The swimmers, a pair of triathletes, were not harassing the seal, Barbieri said. Young seals often are curious and can get into trouble because of it, she said. One man was bitten on a knee and the other was bitten on the side of his abdomen. They were treated for minor injuries.

The pup has a bleach mark on its back. The Marine Mammal Center and federal wildlife officials in recent weeks had received reports of the seal on west Hawaii beaches and boat ramps.

Doug Perrine, a volunteer and Kona photojournalist, said the pup was born April 10 at Kamilo Bay.

"As he has worked his way around South Point and up the Kona Coast, learning how to catch fish in deep water and survive shark attacks, he has returned to the shoreline each day to rest and digest his meal," Perrine said. "Instead of other seals, he has encountered large seal-like mammals that often pursue him and attempt to play with him as though he were a puppy dog, rather than a wild animal."

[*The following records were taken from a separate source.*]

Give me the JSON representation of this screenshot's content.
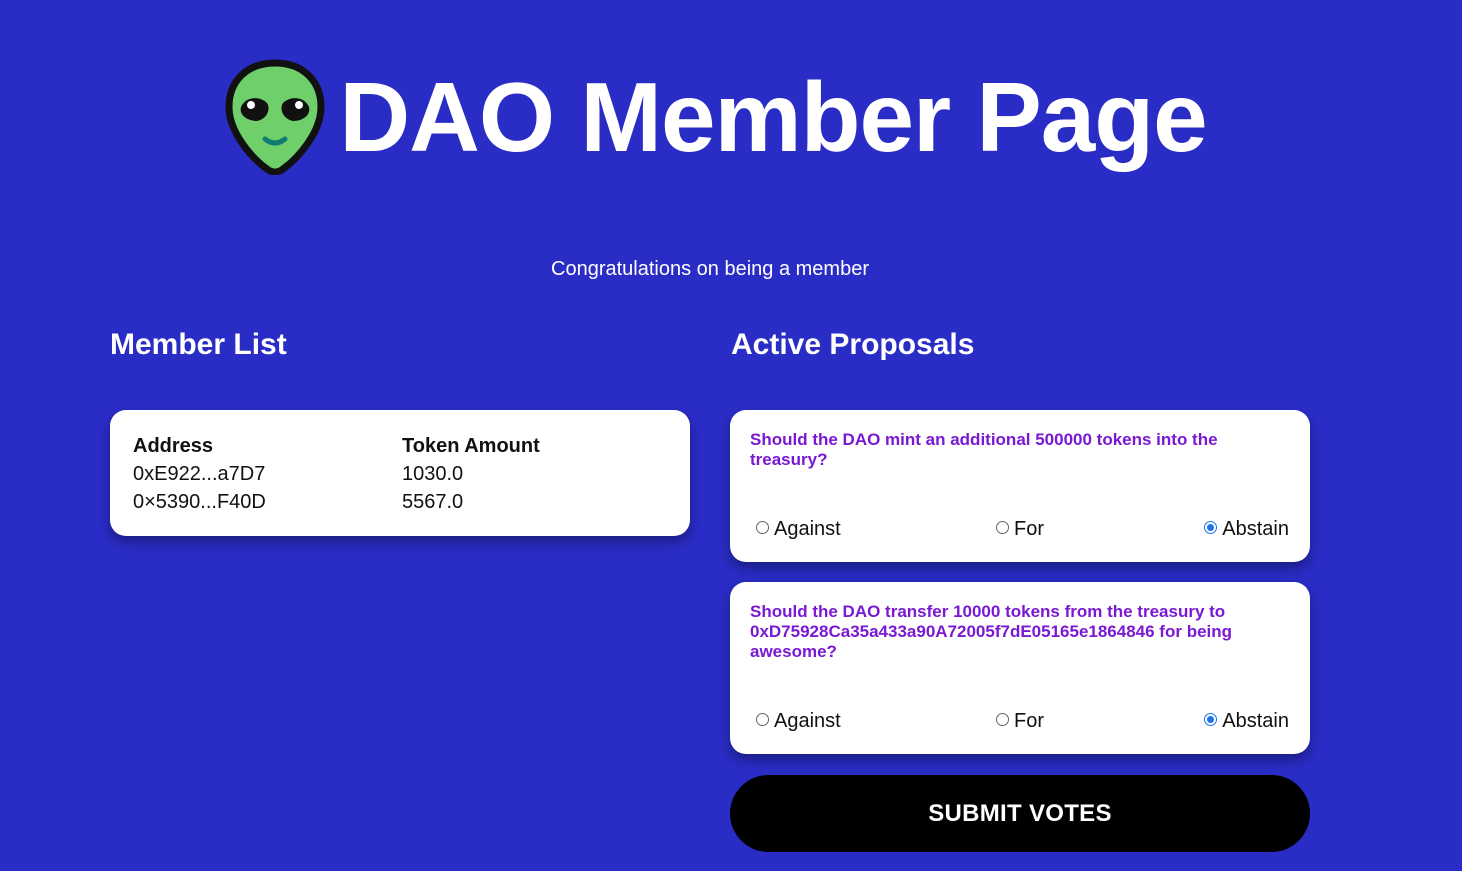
{
  "header": {
    "icon": "alien-icon",
    "title": "DAO Member Page"
  },
  "subtitle": "Congratulations on being a member",
  "members": {
    "heading": "Member List",
    "columns": [
      "Address",
      "Token Amount"
    ],
    "rows": [
      [
        "0xE922...a7D7",
        "1030.0"
      ],
      [
        "0×5390...F40D",
        "5567.0"
      ]
    ]
  },
  "proposals": {
    "heading": "Active Proposals",
    "items": [
      {
        "question": "Should the DAO mint an additional 500000 tokens into the treasury?",
        "options": [
          "Against",
          "For",
          "Abstain"
        ],
        "selected": "Abstain"
      },
      {
        "question": "Should the DAO transfer 10000 tokens from the treasury to 0xD75928Ca35a433a90A72005f7dE05165e1864846 for being awesome?",
        "options": [
          "Against",
          "For",
          "Abstain"
        ],
        "selected": "Abstain"
      }
    ]
  },
  "submit_label": "SUBMIT VOTES",
  "colors": {
    "background": "#2a2cc6",
    "proposal_text": "#7a18d4",
    "radio_selected": "#1a73e8",
    "button": "#000000"
  }
}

People have disrupted the seal’s rest and allowed it to imprint on humans, rather than seals, he said, which ultimately could lead to its death.

Barbieri is overseeing the monk seal in a cage as wildlife officials decide where to relocate it. The Kona area is not ideal for the monk seal. More than 2,000 triathletes are preparing for the Ironman World Championship on Saturday. The race begins and ends at Kailua Pier.

A decision should be made in the next 48 hours, Barbieri said.

The Hawaiian monk seal population estimated at 1,200 animals is declining at 4 percent annually, according to the website of the National Marine Fisheries Service Office of Protected Resources. About 150 to 200 animals live in waters surrounding the main Hawaiian Islands. Interacting with monk seals is illegal.